Clean energy plan includes ratepayer subsidy of nuke plants
ALBANY — State regulators on Monday approved a long-term clean energy plan that will include billions of dollars in ratepayers’ subsidies to three upstate nuclear plants to keep the facilities running and to avoid replacing their output with fossil fuel-burning plants.
The action guarantees up to $7 billion over the next 12 years to keep the nuclear plants afloat and avoid the loss of thousands of jobs — 1,500 in Oswego alone.
Monday’s action approves Gov. Andrew M. Cuomo’s plan to transform New York’s energy grid by 2030. The goal is to derive half of the state’s energy from renewable sources, including wind and solar, while cutting fossil fuel emissions that contribute to global warming.
Gov. Andrew M. Cuomo said the average added cost statewide would be less than $2 per month.
But many environmentalists had wanted the plan to end the state’s dependency on nuclear power.
“It’s a catastrophe, a $7 billion tax increase and a bailout to the nuclear industry,” said Richard Brodsky of the Wagner Graduate School of Public Service and former Assembly environmental conservation committee chairman.
“There are alternatives that reach the emissions goal without all this nonsense and the haste with which it was been done has not given anyone the chance to prove that case. This not the way you impose a $7 billion tax on the people of the state,” said Brodsky, who represented Westchester as a Democrat in the Assembly.
“It is an inappropriate, expensive and unnecessary giveaway to the corporations that own the state’s old nuclear power plants,” the good-government group Public Citizen stated. “It should be shareholders — not ratepayers — who chip in for clean, affordable and reliable energy.”
PSC commissioners noted the action was speeded up to avoid closing upstate nuclear plants, but defended the continued role of nuclear power as the state seeks to increase renewable fuels.

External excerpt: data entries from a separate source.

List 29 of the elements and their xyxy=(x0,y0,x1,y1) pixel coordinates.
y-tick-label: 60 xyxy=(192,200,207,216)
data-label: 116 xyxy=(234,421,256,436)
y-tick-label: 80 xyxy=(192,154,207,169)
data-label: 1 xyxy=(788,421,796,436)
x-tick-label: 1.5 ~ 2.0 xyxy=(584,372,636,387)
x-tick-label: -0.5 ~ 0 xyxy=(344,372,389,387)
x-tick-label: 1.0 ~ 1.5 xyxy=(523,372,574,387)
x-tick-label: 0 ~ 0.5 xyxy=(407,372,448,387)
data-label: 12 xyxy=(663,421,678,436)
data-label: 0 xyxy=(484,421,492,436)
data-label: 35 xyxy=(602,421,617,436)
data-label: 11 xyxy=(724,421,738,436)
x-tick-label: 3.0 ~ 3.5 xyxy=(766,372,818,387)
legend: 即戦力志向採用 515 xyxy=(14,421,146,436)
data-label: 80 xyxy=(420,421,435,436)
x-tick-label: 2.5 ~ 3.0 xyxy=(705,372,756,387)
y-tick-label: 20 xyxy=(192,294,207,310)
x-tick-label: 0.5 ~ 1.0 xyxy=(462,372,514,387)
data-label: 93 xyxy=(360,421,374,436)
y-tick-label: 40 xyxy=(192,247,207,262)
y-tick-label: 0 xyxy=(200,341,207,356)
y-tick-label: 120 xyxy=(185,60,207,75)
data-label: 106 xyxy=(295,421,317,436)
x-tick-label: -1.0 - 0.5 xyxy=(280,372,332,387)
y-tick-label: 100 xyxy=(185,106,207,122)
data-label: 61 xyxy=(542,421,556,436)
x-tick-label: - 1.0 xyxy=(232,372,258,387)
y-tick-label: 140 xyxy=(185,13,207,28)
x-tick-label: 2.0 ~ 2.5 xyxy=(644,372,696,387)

“It is pragmatic in recognizing the best way to meet our energy goals,” said PSC chairwoman Audrey Zibelman. She said allowing the nuclear plants to close as soon as January when the state still needs the energy isn’t a practical solution.
PSC Commissioner Diane X. Burman said the arguments for and against subsidizing the nuclear plants were heated.

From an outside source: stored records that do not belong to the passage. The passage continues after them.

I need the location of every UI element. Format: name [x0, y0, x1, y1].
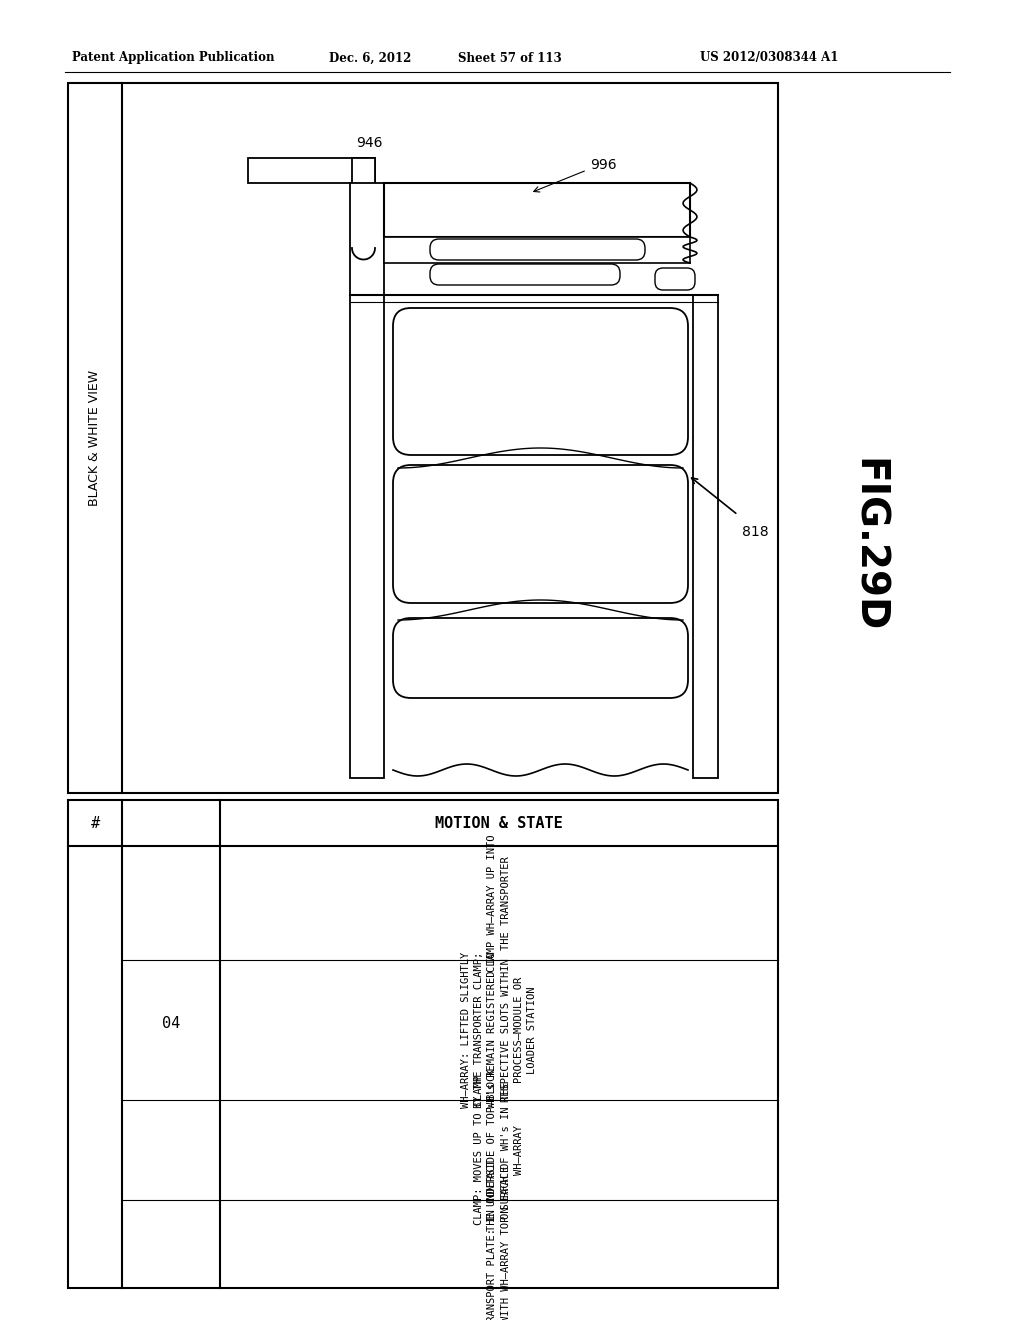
Text: FIG.29D: FIG.29D: [849, 458, 887, 632]
Text: TRANSPORT PLATE: IN CONTACT
WITH WH–ARRAY TOP SURFACE: TRANSPORT PLATE: IN CONTACT WITH WH–ARRA…: [487, 1160, 511, 1320]
Text: Dec. 6, 2012: Dec. 6, 2012: [329, 51, 412, 65]
Text: WH–ARRAY: LIFTED SLIGHTLY
BY THE TRANSPORTER CLAMP;
WH's REMAIN REGISTERED TO
RE: WH–ARRAY: LIFTED SLIGHTLY BY THE TRANSPO…: [461, 952, 537, 1107]
Bar: [350, 183, 384, 777]
Text: BLACK & WHITE VIEW: BLACK & WHITE VIEW: [88, 370, 101, 506]
FancyBboxPatch shape: [393, 618, 688, 698]
Bar: [384, 238, 690, 263]
Bar: [384, 183, 690, 238]
Text: 818: 818: [742, 525, 769, 539]
Text: Sheet 57 of 113: Sheet 57 of 113: [458, 51, 562, 65]
Bar: [68, 83, 778, 793]
Bar: [248, 158, 375, 183]
Text: CLAMP: MOVES UP TO CLAMP
THE UNDERSIDE OF TOP–BLOCK
ON EACH OF WH's IN THE
WH–AR: CLAMP: MOVES UP TO CLAMP THE UNDERSIDE O…: [474, 1069, 524, 1232]
FancyBboxPatch shape: [655, 268, 695, 290]
Text: CLAMP WH–ARRAY UP INTO
THE TRANSPORTER: CLAMP WH–ARRAY UP INTO THE TRANSPORTER: [487, 834, 511, 972]
Text: US 2012/0308344 A1: US 2012/0308344 A1: [700, 51, 839, 65]
FancyBboxPatch shape: [430, 264, 620, 285]
FancyBboxPatch shape: [393, 465, 688, 603]
Text: MOTION & STATE: MOTION & STATE: [435, 816, 563, 830]
Bar: [68, 800, 778, 1288]
Bar: [352, 158, 375, 248]
Text: 946: 946: [356, 136, 383, 150]
Text: 04: 04: [162, 1015, 180, 1031]
FancyBboxPatch shape: [393, 308, 688, 455]
Text: 996: 996: [590, 158, 616, 172]
Bar: [693, 294, 718, 777]
FancyBboxPatch shape: [430, 239, 645, 260]
Text: Patent Application Publication: Patent Application Publication: [72, 51, 274, 65]
Text: #: #: [90, 816, 99, 830]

“The central issue for me,” Burman said, “has always been that we are assuring that we retain and improve the reliability and resiliency of our energy grid.”

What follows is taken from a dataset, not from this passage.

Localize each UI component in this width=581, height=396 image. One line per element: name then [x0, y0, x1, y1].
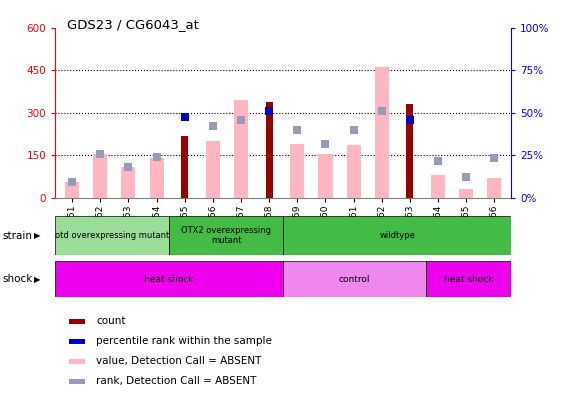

The meeting in Albany was packed over the nuclear plant provision. But PSC members tried to emphasize that the state was making history by approving the overall energy plan. The plan calls for utilities to phase in renewable energy so that it is at least 26 percent of the state total electricity load in 2017 and 30.5 percent in 2021. Currently, renewable energy is 25 percent of the mix.
“Governor Cuomo’s commitment to reach 50 percent renewable electricity by 2030 is a major step forward, and will send a strong signal to attract new private investment in renewables, like wind and solar,” said Anne Reynolds, executive director of the Alliance for Clean Energy in New York.